Sweet Tomatoes, for the love of God, is closing. For good. Buffets? Done, probably, forever.
(Mary Jo, Luke, and I ate probably 100 meals at Sweet Tomatoes when the boy was growing up. Every time Mary Jo’s folks would come to town, we’d take them there. ((Older folks like nothing better than a good buffet.)) Sweet Tomatoes had solid salads that you couldn’t screw up, awesome soups — the chicken noodle had thick, meaty noodles — baked potatoes, fresh bread, pastas, a soft serve bar, the best chocolate chip cookies around … man, that place could fill you up. We stopped going years ago — buffet burnout — but it was a go-to for many, many good meals over the years. Damn virus.)
The point is, the weird now is so ho-hum that we’re all, increasingly, getting tired of it. We’re way past ready to be done with this. We are ready to get back to the real normal. Normal-like, even. Normal-adjacent would do.

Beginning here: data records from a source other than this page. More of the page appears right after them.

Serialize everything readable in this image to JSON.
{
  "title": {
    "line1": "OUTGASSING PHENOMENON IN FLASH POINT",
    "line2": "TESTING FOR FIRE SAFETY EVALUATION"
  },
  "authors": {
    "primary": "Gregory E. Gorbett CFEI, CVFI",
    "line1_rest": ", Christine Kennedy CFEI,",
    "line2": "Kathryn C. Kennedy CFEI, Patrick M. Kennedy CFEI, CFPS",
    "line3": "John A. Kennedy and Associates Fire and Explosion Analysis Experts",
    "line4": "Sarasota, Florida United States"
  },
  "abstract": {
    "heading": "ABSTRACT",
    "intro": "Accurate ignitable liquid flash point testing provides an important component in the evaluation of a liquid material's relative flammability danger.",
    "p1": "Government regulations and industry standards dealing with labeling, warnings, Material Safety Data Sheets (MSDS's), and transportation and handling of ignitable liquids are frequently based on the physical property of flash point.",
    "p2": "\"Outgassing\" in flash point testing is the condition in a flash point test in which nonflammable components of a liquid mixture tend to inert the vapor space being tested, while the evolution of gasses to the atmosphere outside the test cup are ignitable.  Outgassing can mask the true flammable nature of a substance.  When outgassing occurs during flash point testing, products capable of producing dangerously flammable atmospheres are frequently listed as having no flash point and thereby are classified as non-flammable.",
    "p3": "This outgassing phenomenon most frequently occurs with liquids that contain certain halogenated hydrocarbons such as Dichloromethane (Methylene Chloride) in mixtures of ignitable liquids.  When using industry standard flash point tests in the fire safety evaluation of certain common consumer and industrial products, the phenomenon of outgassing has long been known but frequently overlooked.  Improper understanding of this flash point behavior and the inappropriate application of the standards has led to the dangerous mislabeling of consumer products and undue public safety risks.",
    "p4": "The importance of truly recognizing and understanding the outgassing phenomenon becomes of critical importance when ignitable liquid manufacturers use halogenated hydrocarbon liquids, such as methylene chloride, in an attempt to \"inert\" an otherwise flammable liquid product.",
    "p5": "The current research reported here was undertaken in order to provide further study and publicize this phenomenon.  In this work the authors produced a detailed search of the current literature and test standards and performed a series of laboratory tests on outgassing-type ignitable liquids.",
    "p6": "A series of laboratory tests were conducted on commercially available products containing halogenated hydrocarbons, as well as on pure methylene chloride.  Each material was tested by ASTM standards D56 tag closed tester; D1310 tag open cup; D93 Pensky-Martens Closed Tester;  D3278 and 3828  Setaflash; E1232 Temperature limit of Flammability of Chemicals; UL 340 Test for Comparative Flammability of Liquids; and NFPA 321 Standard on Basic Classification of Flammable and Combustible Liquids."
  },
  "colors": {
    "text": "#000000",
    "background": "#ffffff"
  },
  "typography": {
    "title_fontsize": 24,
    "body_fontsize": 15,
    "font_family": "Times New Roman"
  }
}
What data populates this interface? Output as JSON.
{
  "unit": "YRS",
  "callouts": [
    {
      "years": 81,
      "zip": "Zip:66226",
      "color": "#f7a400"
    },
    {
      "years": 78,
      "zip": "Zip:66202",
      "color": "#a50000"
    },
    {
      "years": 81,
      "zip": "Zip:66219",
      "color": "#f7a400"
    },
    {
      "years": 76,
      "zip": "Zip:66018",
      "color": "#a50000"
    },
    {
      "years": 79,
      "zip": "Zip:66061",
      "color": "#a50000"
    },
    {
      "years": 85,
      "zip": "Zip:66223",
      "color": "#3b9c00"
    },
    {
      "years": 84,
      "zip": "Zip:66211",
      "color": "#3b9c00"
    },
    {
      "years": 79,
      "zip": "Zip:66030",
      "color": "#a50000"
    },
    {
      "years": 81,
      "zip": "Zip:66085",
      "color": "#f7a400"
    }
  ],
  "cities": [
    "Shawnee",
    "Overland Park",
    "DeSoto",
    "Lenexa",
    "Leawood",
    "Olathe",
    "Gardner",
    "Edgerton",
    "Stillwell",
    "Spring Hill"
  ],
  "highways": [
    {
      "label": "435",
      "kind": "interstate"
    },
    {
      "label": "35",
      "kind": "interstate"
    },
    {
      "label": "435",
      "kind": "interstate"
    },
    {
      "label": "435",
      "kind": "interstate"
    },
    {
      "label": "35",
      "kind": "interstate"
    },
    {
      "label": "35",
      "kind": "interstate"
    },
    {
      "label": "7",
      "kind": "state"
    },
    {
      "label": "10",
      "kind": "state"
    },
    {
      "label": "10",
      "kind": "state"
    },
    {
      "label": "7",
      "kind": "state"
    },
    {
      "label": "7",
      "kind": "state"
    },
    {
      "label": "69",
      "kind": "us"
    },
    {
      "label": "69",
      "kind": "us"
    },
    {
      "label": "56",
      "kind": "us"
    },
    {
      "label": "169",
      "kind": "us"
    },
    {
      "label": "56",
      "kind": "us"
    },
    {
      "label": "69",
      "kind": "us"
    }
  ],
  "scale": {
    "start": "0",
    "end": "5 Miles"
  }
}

But that’s the precise danger that public health officials warn us about. In this agonizing desire to reach normal-ish, they say, in a rush to return to semi-regularity, we could screw up everything we’ve done in the past two months, spark another outbreak of the virus, and re-set the calendar to March. More sickness. More death. More toilet paper shortages, more layoffs, more fights over masks, and more politicians — always, the politicians — pointing fingers.
We — and by we, I mean everybody — are wedged in this weird now-normal, squeezed between those who worry about breaking out of it too soon and a few loud Libertarian-likes who are clamoring for a reopening of everything this instant. Screw the virus! they say. What about my rights?
And, dammit, I’m missing golf.
In defense of my continued self-wallowing, this is golf with my brothers, whom I see only once a year. It is, or would have been, a much-needed mental break. This year, it would have been nothing short of a godsend.
Instead, on Thursday, when I should be gassing up the Honda and filling my half-gallon cup of Coke Zero to the brim, I’ll be sheltering at home, as I have been for the past 87 Thursdays, doing the same thing I’ll probably be doing for the next 87.
As much as I might hate it, that’s undoubtedly the smart call. Stay home. Stay down. Stay safe. Ride it out.
As much as I might hate it, as weird as it is, that’s as normal as it’s going to get for awhile.